SAN FRANCISCO - The San Francisco Board of Supervisors Public Safety & Neighborhood Committee held a hearing Thursday for members of the police to discuss a report that shows there is a staffing shortage in the department.
One member of San Francisco Police Department told the board that responding to incidents is siphoning precious minutes away from other requirement duties that sworn officers need to carry out daily.
"We want to be at events, we want to be engaging with the community and if we’re moving from call to call, there is no time for that," said SFPD Commander Nicole Jones.
Currently, there are 2,182 sworn and civilian staff members of the force, but the report indicates that an additional 764 people are needed to properly keep the streets safe.

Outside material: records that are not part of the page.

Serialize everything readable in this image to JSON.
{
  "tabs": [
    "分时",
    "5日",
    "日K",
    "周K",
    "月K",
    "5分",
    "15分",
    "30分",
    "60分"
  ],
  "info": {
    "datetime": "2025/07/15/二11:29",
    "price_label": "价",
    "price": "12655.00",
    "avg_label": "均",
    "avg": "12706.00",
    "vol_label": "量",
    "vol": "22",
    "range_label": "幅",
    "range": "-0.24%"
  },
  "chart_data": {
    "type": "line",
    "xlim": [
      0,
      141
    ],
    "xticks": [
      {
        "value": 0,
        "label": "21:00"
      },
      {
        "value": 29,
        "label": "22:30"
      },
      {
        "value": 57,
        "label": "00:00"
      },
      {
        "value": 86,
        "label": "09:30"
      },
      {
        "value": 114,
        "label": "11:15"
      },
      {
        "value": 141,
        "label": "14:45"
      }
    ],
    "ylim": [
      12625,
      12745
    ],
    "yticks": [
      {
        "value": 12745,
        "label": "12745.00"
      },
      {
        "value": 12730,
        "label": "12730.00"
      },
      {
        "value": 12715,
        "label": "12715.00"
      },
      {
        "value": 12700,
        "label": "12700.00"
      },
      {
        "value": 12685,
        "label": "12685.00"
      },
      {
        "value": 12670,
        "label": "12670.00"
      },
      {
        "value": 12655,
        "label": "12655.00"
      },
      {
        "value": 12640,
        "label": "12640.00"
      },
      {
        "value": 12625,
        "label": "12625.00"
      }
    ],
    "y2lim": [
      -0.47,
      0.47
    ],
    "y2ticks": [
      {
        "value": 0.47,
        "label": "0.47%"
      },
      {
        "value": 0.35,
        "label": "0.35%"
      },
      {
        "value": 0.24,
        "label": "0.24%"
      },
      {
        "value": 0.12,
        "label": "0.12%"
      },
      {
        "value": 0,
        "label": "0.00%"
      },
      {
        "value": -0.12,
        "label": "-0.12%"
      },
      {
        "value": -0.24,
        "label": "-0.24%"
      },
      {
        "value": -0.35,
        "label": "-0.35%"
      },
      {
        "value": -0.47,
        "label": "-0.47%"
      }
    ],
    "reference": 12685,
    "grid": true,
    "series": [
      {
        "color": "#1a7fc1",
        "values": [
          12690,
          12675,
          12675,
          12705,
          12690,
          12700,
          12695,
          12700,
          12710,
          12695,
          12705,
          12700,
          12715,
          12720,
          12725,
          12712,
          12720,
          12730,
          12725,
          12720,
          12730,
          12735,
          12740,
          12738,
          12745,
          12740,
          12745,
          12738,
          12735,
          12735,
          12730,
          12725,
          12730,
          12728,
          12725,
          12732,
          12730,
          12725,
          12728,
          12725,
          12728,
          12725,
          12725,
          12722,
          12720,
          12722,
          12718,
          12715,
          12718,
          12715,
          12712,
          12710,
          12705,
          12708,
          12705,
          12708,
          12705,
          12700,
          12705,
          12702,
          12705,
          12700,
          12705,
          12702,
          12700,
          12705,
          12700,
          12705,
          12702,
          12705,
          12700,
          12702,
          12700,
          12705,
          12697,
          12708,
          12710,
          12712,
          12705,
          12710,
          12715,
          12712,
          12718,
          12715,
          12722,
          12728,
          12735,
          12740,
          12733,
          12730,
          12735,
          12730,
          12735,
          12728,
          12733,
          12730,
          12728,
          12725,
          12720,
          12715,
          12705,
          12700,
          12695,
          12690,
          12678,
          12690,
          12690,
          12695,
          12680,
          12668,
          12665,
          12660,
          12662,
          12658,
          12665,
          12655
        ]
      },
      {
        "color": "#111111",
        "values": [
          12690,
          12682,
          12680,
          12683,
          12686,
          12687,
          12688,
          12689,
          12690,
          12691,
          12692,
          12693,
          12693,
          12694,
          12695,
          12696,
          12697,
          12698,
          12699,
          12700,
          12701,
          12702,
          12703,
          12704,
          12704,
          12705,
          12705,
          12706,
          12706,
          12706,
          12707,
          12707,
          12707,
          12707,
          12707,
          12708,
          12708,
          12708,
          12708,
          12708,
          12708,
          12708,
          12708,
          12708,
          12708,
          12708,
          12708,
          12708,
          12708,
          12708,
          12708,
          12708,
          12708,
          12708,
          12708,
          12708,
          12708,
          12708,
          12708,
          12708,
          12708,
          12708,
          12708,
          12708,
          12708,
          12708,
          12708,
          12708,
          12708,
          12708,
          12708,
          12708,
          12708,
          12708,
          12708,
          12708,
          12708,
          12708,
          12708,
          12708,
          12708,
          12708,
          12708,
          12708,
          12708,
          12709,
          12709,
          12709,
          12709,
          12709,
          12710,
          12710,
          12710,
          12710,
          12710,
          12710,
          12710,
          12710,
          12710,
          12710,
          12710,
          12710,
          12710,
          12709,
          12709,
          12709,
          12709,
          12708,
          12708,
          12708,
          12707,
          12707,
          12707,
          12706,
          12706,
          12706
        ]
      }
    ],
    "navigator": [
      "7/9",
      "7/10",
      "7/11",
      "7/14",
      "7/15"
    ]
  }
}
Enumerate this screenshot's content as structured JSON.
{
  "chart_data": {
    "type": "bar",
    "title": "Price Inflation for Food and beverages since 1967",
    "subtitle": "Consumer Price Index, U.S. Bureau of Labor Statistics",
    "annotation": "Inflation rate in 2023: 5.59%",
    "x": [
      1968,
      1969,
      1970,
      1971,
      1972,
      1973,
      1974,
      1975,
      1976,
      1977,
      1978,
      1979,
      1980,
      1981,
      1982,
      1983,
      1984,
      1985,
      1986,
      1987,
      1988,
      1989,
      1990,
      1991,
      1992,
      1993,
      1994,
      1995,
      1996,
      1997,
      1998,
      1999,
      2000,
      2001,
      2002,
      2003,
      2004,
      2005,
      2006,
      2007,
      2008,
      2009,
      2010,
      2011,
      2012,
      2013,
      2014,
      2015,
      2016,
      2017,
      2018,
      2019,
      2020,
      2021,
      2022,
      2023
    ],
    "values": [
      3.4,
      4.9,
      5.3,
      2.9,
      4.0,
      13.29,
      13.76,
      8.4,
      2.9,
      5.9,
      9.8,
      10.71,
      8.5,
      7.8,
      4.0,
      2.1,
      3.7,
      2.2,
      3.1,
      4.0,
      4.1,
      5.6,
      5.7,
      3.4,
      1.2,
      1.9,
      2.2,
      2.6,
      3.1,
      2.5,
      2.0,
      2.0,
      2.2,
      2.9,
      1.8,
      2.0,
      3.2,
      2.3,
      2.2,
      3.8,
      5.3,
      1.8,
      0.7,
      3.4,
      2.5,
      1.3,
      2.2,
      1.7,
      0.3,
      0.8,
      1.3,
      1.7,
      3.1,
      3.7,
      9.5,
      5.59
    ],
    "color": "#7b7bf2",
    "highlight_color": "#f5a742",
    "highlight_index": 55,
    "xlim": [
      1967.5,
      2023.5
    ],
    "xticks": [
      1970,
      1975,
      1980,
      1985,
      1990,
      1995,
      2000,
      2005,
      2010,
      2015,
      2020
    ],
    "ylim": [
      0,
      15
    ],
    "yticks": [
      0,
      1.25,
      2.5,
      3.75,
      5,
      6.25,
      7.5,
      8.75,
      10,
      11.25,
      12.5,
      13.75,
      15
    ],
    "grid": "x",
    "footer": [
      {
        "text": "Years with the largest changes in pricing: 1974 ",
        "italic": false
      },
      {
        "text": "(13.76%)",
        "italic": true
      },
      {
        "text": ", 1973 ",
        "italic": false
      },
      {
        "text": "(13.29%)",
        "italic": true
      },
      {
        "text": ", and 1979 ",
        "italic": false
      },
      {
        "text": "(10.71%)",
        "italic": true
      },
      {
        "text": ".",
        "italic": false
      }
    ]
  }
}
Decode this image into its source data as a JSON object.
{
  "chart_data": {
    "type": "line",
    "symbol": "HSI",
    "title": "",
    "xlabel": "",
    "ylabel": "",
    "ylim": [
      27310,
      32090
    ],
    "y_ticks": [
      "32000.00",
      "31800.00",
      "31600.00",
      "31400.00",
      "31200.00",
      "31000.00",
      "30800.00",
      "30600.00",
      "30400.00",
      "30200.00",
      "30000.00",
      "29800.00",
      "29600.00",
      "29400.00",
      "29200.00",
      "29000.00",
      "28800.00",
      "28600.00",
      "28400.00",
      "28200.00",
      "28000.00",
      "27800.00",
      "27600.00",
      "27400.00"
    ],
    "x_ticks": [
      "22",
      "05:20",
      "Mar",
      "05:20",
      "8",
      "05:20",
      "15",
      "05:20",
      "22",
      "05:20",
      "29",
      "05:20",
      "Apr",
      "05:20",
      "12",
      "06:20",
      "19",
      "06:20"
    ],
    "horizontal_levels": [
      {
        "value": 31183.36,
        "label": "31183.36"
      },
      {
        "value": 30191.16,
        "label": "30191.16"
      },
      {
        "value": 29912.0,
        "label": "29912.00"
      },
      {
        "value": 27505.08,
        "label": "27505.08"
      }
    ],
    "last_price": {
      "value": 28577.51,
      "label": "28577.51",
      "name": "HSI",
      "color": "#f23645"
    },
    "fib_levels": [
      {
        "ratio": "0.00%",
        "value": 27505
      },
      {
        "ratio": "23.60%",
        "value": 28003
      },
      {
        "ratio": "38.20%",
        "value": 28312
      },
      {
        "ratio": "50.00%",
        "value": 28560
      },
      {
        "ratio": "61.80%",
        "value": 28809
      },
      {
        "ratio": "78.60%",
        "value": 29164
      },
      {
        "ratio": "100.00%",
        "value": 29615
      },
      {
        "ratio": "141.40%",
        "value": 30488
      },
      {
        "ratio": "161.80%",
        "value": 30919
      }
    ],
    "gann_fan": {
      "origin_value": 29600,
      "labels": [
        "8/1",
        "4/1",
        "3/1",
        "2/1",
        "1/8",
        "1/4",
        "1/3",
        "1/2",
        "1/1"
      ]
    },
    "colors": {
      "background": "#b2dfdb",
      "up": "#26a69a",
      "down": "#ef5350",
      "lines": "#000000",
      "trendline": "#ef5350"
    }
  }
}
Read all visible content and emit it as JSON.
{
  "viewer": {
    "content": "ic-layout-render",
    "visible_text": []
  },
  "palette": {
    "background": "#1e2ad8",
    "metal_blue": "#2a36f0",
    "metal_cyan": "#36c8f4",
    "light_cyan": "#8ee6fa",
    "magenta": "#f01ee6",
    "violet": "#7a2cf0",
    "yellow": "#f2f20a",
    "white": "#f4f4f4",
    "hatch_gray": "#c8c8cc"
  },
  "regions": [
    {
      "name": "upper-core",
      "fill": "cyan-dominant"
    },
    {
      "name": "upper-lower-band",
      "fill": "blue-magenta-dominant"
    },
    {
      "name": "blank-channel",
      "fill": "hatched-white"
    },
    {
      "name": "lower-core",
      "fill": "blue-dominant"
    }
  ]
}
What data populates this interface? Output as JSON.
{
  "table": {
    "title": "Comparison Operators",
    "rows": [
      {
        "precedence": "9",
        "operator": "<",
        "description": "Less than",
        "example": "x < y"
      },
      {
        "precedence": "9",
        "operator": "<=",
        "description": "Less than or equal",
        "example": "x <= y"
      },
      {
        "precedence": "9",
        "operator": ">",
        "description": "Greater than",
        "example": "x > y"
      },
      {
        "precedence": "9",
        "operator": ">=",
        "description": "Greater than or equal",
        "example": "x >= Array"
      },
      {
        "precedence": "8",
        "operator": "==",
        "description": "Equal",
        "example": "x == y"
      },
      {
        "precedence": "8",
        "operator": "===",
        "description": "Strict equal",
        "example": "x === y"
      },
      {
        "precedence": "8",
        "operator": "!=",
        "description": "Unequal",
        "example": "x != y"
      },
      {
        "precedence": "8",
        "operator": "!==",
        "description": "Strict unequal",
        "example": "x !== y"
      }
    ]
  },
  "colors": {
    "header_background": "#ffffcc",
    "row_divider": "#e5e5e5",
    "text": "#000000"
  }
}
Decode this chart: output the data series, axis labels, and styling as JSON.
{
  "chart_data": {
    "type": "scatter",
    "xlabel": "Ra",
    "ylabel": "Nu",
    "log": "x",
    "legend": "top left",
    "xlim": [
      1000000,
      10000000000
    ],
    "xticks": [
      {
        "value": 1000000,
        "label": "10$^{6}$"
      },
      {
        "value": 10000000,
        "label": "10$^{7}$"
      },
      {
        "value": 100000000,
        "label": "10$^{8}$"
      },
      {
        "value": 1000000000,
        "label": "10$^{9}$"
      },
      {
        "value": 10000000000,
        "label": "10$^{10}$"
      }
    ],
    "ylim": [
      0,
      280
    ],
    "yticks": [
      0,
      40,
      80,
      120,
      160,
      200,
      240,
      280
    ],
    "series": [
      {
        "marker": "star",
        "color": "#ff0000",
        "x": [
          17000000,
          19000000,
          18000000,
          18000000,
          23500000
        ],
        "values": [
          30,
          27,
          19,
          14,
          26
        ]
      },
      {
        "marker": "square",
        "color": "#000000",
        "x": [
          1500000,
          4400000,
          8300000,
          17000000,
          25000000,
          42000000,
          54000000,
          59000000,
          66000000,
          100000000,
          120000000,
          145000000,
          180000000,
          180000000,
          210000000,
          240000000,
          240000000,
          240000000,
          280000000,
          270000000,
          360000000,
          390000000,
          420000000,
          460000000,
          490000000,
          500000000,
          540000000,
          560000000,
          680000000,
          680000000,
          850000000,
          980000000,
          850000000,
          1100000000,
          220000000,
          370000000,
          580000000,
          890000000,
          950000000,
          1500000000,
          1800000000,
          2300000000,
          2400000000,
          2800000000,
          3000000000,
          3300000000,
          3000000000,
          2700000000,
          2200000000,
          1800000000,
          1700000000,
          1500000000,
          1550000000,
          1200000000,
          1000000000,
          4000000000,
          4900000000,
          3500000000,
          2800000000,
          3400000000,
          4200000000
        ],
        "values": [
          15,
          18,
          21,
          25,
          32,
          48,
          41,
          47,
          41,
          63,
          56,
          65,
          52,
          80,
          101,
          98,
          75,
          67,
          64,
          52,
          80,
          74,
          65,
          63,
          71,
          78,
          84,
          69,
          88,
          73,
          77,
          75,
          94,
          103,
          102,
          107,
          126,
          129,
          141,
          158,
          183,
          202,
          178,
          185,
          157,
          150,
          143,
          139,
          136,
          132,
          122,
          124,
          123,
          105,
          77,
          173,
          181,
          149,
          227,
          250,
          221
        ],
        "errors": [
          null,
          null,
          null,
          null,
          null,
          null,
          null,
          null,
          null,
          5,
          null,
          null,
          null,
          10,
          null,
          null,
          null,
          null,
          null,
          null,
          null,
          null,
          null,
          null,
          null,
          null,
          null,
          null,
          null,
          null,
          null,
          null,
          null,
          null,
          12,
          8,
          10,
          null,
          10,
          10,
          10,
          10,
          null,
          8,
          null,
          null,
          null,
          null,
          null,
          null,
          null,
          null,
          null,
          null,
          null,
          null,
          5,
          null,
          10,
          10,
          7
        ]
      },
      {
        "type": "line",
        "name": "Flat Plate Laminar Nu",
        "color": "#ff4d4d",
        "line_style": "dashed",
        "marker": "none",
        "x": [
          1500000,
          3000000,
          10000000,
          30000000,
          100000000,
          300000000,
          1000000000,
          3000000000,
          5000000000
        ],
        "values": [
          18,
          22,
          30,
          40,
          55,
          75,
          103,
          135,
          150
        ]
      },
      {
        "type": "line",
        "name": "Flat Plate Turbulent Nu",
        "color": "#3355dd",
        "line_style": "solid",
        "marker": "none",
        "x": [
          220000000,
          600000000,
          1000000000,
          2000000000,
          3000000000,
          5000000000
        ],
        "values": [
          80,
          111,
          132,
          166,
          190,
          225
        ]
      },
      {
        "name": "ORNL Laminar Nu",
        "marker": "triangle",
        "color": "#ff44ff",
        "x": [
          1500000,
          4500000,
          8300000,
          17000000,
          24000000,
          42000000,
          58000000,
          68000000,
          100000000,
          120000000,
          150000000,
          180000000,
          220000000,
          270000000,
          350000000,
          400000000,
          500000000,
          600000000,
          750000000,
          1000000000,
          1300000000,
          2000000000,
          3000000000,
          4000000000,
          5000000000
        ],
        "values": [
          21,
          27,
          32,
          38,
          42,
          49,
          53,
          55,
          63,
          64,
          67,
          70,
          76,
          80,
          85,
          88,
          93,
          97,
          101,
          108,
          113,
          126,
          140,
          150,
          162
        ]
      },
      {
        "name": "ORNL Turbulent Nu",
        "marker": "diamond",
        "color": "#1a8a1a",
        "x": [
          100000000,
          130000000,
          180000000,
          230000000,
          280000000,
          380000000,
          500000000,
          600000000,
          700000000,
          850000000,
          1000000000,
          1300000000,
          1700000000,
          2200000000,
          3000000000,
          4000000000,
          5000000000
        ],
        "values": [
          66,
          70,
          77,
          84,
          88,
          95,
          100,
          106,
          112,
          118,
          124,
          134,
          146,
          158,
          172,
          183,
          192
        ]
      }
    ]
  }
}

"Staffing is very important because we’re there to support the community," said Tommy Tunson, a retired police chief.
Tunson, who is also a professor of criminal justice at Bakersfield College, told us that the two key issues at play when it comes to staffing, which are calls for service and a city’s population.
"If there are insufficient officers, you’ll hear things like it takes them forever to get there. They're never around when you need them," he said.
During public comment, one San Francisco resident supporting the staff increase shared her harrowing run-ins with crime.
"I’ve been chased outside of my place of employment by a woman not in her right state of mind. I have been spat on and urinated on. I’ve had food and used needles thrown at me, and I’ve had my car broken into, all in broad daylight," said an unidentified San Francisco resident during public comment.
But there were opponents among the city workers and members of the business community who urged the board to approve a staffing increase.
"If the police stopped engaging in racial biased, no safety-related traffic stops, known as pretextual stops, SFPD would also have more resources to respond to more severe situations," said another unidentified caller in a public comment to the board.
For Tunson, staffing is more than just officers on the streets, but also those who work behind the scene to prevent crimes before they happen.
"How about our community-based policing or transformational policing that we’re trying to get across so that we have fewer calls for service based on proactive community engagement."
The report also states that over the last five years, an average of 100 active sworn members have left the department through retirement, resignation, and termination
SFPD says it plans to start a retention unit to get employees eligible to retire to stick around and others from leaving to work for our cities.